Una exigencia absurda que lo cambia todo
Los padres pueden ser agradecidos, comprensivos y colaborativos. O pueden ser exactamente lo contrario: pretenciosos, exigentes e irrespetuosos con aquellos que cuidan de sus hijos todos los días. Eso es lo que le pasó a Giulia, una niñera que trabajaba para una familia aparentemente perfecta. Sus empleadores, la familia Rinaldi, la habían invitado a participar en unas vacaciones en la playa, asegurándole que todos los gastos serían totalmente para ellos.
Sin embargo, al regreso, la pesadilla había comenzado: el Sr. y la Sra. Rinaldi le habían pedido repentinamente que regresara 1000 euros, o el costo de su boleto aéreo. Una gran cifra para su salario, especialmente teniendo en cuenta que, inicialmente, le habían garantizado que todo sería pagado por ellos.
Niñera obligada a pagar 1000 euros: La conversación inesperada
« Giulia, ¿puedes venir a la sala por un momento? » llamó a la señora Alessandra Rinaldi, mientras ella mezclaba su té de manera distraída.
Giulia estaba arreglando la sala de juego, pero el tono de su empleador le hizo sentir que algo no iba bien. Sopló profundamente y entró en la sala de estar. – Claro, señora Rinaldi. ¿Qué está pasando? »
En el sofá estaba también el señor Lorenzo Rinaldi, con el teléfono en la mano y una de esas sonrisas tensas que no prometían nada bueno.
“Tenemos que hablar de las vacaciones, Julia”.
Ella asintió, intrigada. Había pasado poco tiempo desde su regreso de un resort de lujo en temporada alta. Había sido un viaje muy ocupado, durante el cual había manejado no solo a los tres hijos de los Rinaldi, sino también a los dos hijos de sus amigos, la familia Marchetti.

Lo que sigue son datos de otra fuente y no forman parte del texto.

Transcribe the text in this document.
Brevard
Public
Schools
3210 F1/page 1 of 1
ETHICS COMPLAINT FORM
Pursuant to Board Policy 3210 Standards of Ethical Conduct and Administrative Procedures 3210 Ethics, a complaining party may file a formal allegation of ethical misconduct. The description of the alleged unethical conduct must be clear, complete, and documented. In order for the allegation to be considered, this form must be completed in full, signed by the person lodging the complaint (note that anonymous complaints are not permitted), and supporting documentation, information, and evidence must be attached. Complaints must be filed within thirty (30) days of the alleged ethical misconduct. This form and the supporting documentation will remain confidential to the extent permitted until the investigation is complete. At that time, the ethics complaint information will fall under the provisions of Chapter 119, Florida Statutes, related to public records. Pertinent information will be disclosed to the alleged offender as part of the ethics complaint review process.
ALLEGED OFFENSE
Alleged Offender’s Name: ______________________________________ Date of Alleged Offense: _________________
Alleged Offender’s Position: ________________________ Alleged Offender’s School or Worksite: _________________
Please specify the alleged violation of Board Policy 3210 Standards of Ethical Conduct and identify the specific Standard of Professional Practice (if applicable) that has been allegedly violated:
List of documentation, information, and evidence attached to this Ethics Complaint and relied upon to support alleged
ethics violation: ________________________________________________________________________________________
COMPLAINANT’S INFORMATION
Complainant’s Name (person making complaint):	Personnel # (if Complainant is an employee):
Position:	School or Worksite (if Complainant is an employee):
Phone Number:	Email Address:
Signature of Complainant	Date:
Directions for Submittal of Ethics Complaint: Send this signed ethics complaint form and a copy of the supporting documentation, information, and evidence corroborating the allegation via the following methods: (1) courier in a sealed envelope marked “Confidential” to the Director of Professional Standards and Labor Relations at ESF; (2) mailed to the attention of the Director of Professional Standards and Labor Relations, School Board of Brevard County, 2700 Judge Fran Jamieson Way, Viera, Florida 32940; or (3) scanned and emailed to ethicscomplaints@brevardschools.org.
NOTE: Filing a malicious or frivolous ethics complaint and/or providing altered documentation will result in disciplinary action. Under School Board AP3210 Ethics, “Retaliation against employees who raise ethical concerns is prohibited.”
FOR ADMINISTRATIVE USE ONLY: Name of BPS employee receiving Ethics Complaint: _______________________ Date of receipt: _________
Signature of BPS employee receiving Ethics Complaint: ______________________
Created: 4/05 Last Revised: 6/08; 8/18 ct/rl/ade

Tata obligado a pagar 1000 euros: La absurda petición del Rinaldi
“Tenemos que hablar del billete de avión. ¿Cuándo piensa devolvernos los 1000 euros? » Dijo la señora Alessandra de repente.
Julia rechinó los ojos, casi segura de que ella malinterpretó.
¿—Disculpe? ¿1000 euros? ¿Para mi billete? No lo entiendo".
“Pensamos que se insinuó que nos reembolsaría. Después de todo, te trajimos con nosotros”.
La niñera sintió que su corazón se aceleraba. No podía pagar esa cantidad. Y, sobre todo, se le había garantizado que los gastos se cubrirían por completo.
Pero me lo has dejado claro: “No te preocupes, Giulia, nosotros nos encargaremos de ello”. Nunca accedí a pagar el viaje”.
La respuesta del Sr. Rinaldi fue helada:
“Eso fue antes de que los Marchetti rechazaran un acuerdo importante. Teníamos que lucir bien con ellos. Ahora no tenemos motivos para ser tan generosos. Tienes una semana para darnos el dinero. De lo contrario, los tratamos como un adelanto de su salario”.
Julia se quedó sin palabras. “No puedo permitírmelo. Gran parte de mi salario va para el alquiler y el cuidado de mi madre. No es justo. Nunca me lo dijiste”.